Pandemie als langfristiger Begleiter?
Eine rasante Ausbreitung lässt Mutanten nicht nur entstehen – umgekehrt tragen die Mutationen auch dazu bei die Vermehrung von SARS-CoV-2 geschickt voranzutreiben. Die enorme Effizienz der Mutagenese des Coronavirus trägt damit zu einem Teufelskreis bei, welcher langfristig erhebliche Probleme in der Entwicklung von Therapie- und Impfprogrammen bereiten kann. „Wahrscheinlich wird SARS-CoV-2 für längere Zeit ein gefährlicher Begleiter für uns bleiben“, so Dr. Doerflers Einschätzung. Auch eine zweite Möglichkeit wäre laut Experten denkbar: Infolge der extremen Mutationsbildung könnte das Ausbreitungssystem des Virus allmählich erschöpfen und SARS-CoV-2 die Vermehrungsfähigkeit verlieren. So erfreulich dieses Szenario auch wäre, so unwahrscheinlich ist es aufgrund fehlender Hinweise.

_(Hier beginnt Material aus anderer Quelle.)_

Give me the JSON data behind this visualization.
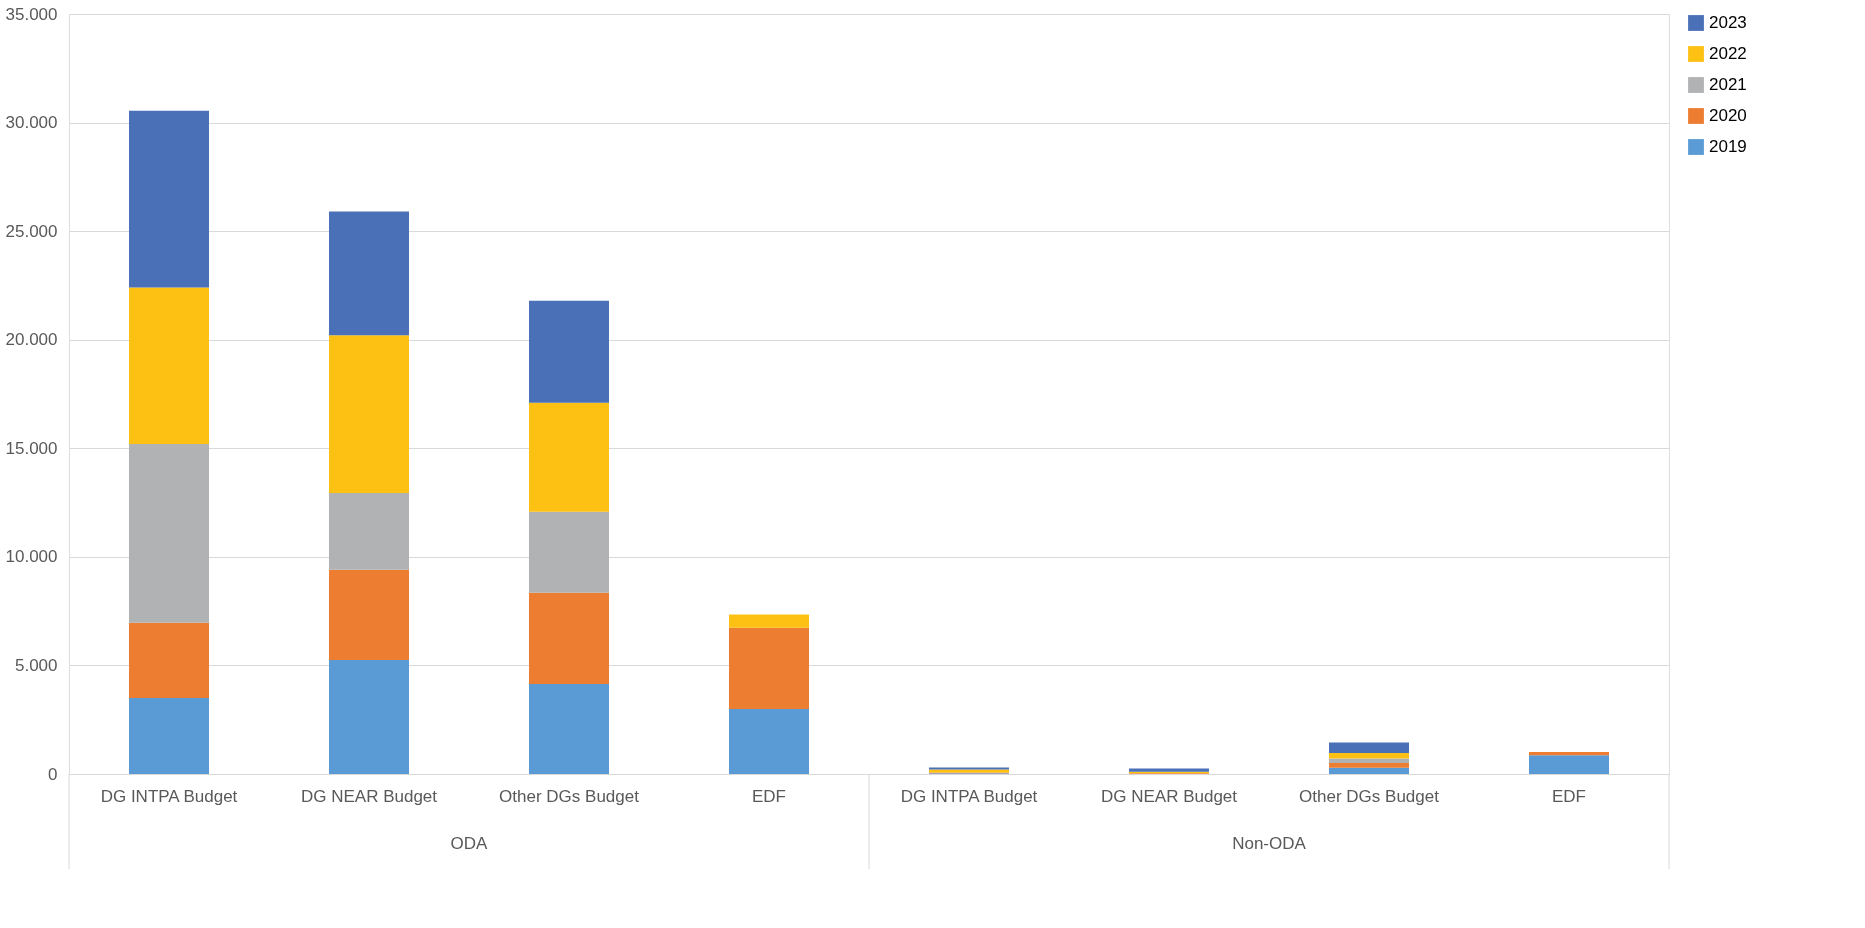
{
  "chart_data": {
    "type": "bar",
    "stacked": true,
    "categories": [
      "DG INTPA Budget",
      "DG NEAR Budget",
      "Other DGs Budget",
      "EDF",
      "DG INTPA Budget",
      "DG NEAR Budget",
      "Other DGs Budget",
      "EDF"
    ],
    "series": [
      {
        "name": "2019",
        "color": "#5b9bd5",
        "values": [
          3500,
          5250,
          4140,
          2990,
          30,
          null,
          290,
          860
        ]
      },
      {
        "name": "2020",
        "color": "#ed7d31",
        "values": [
          3470,
          4160,
          4210,
          3750,
          40,
          30,
          220,
          150
        ]
      },
      {
        "name": "2021",
        "color": "#b1b2b4",
        "values": [
          8230,
          3530,
          3730,
          0,
          null,
          null,
          200,
          0
        ]
      },
      {
        "name": "2022",
        "color": "#fdc114",
        "values": [
          7200,
          7260,
          5020,
          610,
          140,
          70,
          260,
          0
        ]
      },
      {
        "name": "2023",
        "color": "#4a70b7",
        "values": [
          8150,
          5700,
          4690,
          0,
          90,
          150,
          480,
          0
        ]
      }
    ],
    "ylim": [
      0,
      35000
    ],
    "yticks": [
      {
        "value": 0,
        "label": "0"
      },
      {
        "value": 5000,
        "label": "5.000"
      },
      {
        "value": 10000,
        "label": "10.000"
      },
      {
        "value": 15000,
        "label": "15.000"
      },
      {
        "value": 20000,
        "label": "20.000"
      },
      {
        "value": 25000,
        "label": "25.000"
      },
      {
        "value": 30000,
        "label": "30.000"
      },
      {
        "value": 35000,
        "label": "35.000"
      }
    ],
    "grid": "y",
    "legend": "right",
    "annotations": [
      "ODA",
      "Non-ODA"
    ]
  }
}
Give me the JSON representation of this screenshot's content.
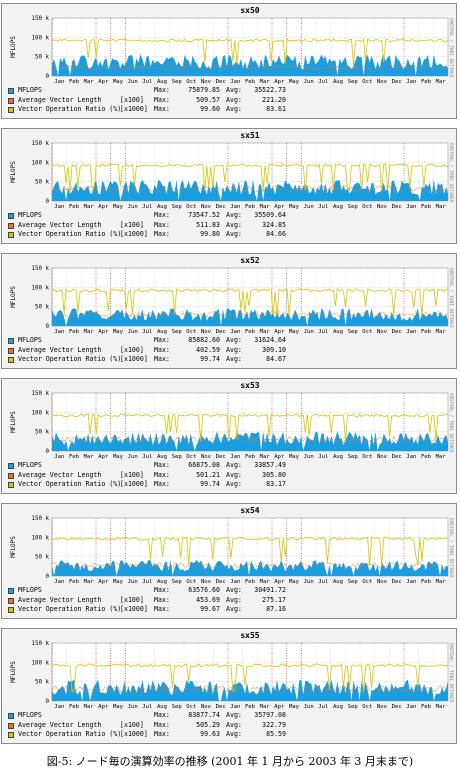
{
  "caption": "図-5: ノード毎の演算効率の推移 (2001 年 1 月から 2003 年 3 月末まで)",
  "colors": {
    "mflops": "#1a9ee0",
    "avg_vector_length": "#f07020",
    "vector_ratio": "#d8c400",
    "background": "#f3f3f3",
    "grid": "#c8c8c8",
    "month_marker": "#cc2222"
  },
  "shared": {
    "ylabel": "MFLOPS",
    "yticks": [
      "0",
      "50 k",
      "100 k",
      "150 k"
    ],
    "months": [
      "Jan",
      "Feb",
      "Mar",
      "Apr",
      "May",
      "Jun",
      "Jul",
      "Aug",
      "Sep",
      "Oct",
      "Nov",
      "Dec",
      "Jan",
      "Feb",
      "Mar",
      "Apr",
      "May",
      "Jun",
      "Jul",
      "Aug",
      "Sep",
      "Oct",
      "Nov",
      "Dec",
      "Jan",
      "Feb",
      "Mar"
    ],
    "side_note": "RRDTOOL / TOBI OETIKER",
    "legend_labels": [
      "MFLOPS",
      "Average Vector Length",
      "Vector Operation Ratio (%)"
    ],
    "legend_units": [
      "",
      "[x100]",
      "[x1000]"
    ],
    "max_label": "Max:",
    "avg_label": "Avg:"
  },
  "chart_data": [
    {
      "type": "area",
      "title": "sx50",
      "ylabel": "MFLOPS",
      "ylim": [
        0,
        150000
      ],
      "x_range": [
        "2001-01",
        "2003-03"
      ],
      "grid": true,
      "series": [
        {
          "name": "MFLOPS",
          "max": "75879.85",
          "avg": "35522.73",
          "level": 0.24
        },
        {
          "name": "Average Vector Length",
          "unit": "[x100]",
          "max": "509.57",
          "avg": "221.20",
          "level": 0.15
        },
        {
          "name": "Vector Operation Ratio (%)",
          "unit": "[x1000]",
          "max": "99.60",
          "avg": "83.61",
          "level": 0.62
        }
      ]
    },
    {
      "type": "area",
      "title": "sx51",
      "ylabel": "MFLOPS",
      "ylim": [
        0,
        150000
      ],
      "x_range": [
        "2001-01",
        "2003-03"
      ],
      "grid": true,
      "series": [
        {
          "name": "MFLOPS",
          "max": "73547.52",
          "avg": "35509.64",
          "level": 0.24
        },
        {
          "name": "Average Vector Length",
          "unit": "[x100]",
          "max": "511.83",
          "avg": "324.85",
          "level": 0.21
        },
        {
          "name": "Vector Operation Ratio (%)",
          "unit": "[x1000]",
          "max": "99.80",
          "avg": "84.66",
          "level": 0.62
        }
      ]
    },
    {
      "type": "area",
      "title": "sx52",
      "ylabel": "MFLOPS",
      "ylim": [
        0,
        150000
      ],
      "x_range": [
        "2001-01",
        "2003-03"
      ],
      "grid": true,
      "series": [
        {
          "name": "MFLOPS",
          "max": "85882.60",
          "avg": "31624.64",
          "level": 0.2
        },
        {
          "name": "Average Vector Length",
          "unit": "[x100]",
          "max": "402.59",
          "avg": "309.10",
          "level": 0.2
        },
        {
          "name": "Vector Operation Ratio (%)",
          "unit": "[x1000]",
          "max": "99.74",
          "avg": "84.67",
          "level": 0.62
        }
      ]
    },
    {
      "type": "area",
      "title": "sx53",
      "ylabel": "MFLOPS",
      "ylim": [
        0,
        150000
      ],
      "x_range": [
        "2001-01",
        "2003-03"
      ],
      "grid": true,
      "series": [
        {
          "name": "MFLOPS",
          "max": "66875.08",
          "avg": "33857.49",
          "level": 0.22
        },
        {
          "name": "Average Vector Length",
          "unit": "[x100]",
          "max": "501.21",
          "avg": "305.80",
          "level": 0.2
        },
        {
          "name": "Vector Operation Ratio (%)",
          "unit": "[x1000]",
          "max": "99.74",
          "avg": "83.17",
          "level": 0.62
        }
      ]
    },
    {
      "type": "area",
      "title": "sx54",
      "ylabel": "MFLOPS",
      "ylim": [
        0,
        150000
      ],
      "x_range": [
        "2001-01",
        "2003-03"
      ],
      "grid": true,
      "series": [
        {
          "name": "MFLOPS",
          "max": "63576.60",
          "avg": "30491.72",
          "level": 0.18
        },
        {
          "name": "Average Vector Length",
          "unit": "[x100]",
          "max": "453.69",
          "avg": "275.17",
          "level": 0.18
        },
        {
          "name": "Vector Operation Ratio (%)",
          "unit": "[x1000]",
          "max": "99.67",
          "avg": "87.16",
          "level": 0.65
        }
      ]
    },
    {
      "type": "area",
      "title": "sx55",
      "ylabel": "MFLOPS",
      "ylim": [
        0,
        150000
      ],
      "x_range": [
        "2001-01",
        "2003-03"
      ],
      "grid": true,
      "series": [
        {
          "name": "MFLOPS",
          "max": "83877.74",
          "avg": "35797.08",
          "level": 0.24
        },
        {
          "name": "Average Vector Length",
          "unit": "[x100]",
          "max": "505.29",
          "avg": "322.79",
          "level": 0.21
        },
        {
          "name": "Vector Operation Ratio (%)",
          "unit": "[x1000]",
          "max": "99.63",
          "avg": "85.59",
          "level": 0.62
        }
      ]
    }
  ]
}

Pandemie-Eindämmung ist Kampf gegen die Zeit
Besonders problematisch ist das Fehlen systematischer Sequenzierungstechniken. Da nur die wenigsten SARS-CoV-2-RNA-Proben genetisch analysiert werden, kann die Bedeutung der bekannten Mutanten für das Infektionsgeschehen nicht ausreichend festgestellt werden. Die Weiterentwicklung von Impfstoffen und Therapiemöglichkeiten ist jedoch darauf angewiesen Virusvarianten und -mutationen genau nachvollziehen zu können. Aus diesem Grund wäre es empfehlenswert schnellere PCR-Tests zu entwickeln und flächendeckend einzusetzen. Zudem muss unbedingt die Immunisierung forciert werden: Verzögern sich die Impfungen weiter, so könnten sich gefährliche Mutanten erneut durchsetzen und den Impferfolg auf lange Sicht ernsthaft infrage stellen. „Wir möchten keine Panik machen, aber das Problem klar benennen und aufzeigen, was da gerade passiert“, ergänzt Dr. Doerfler. Es ginge darum, schneller und effizienter zu handeln, um dem Virus endlich einen Schritt voraus zu sein.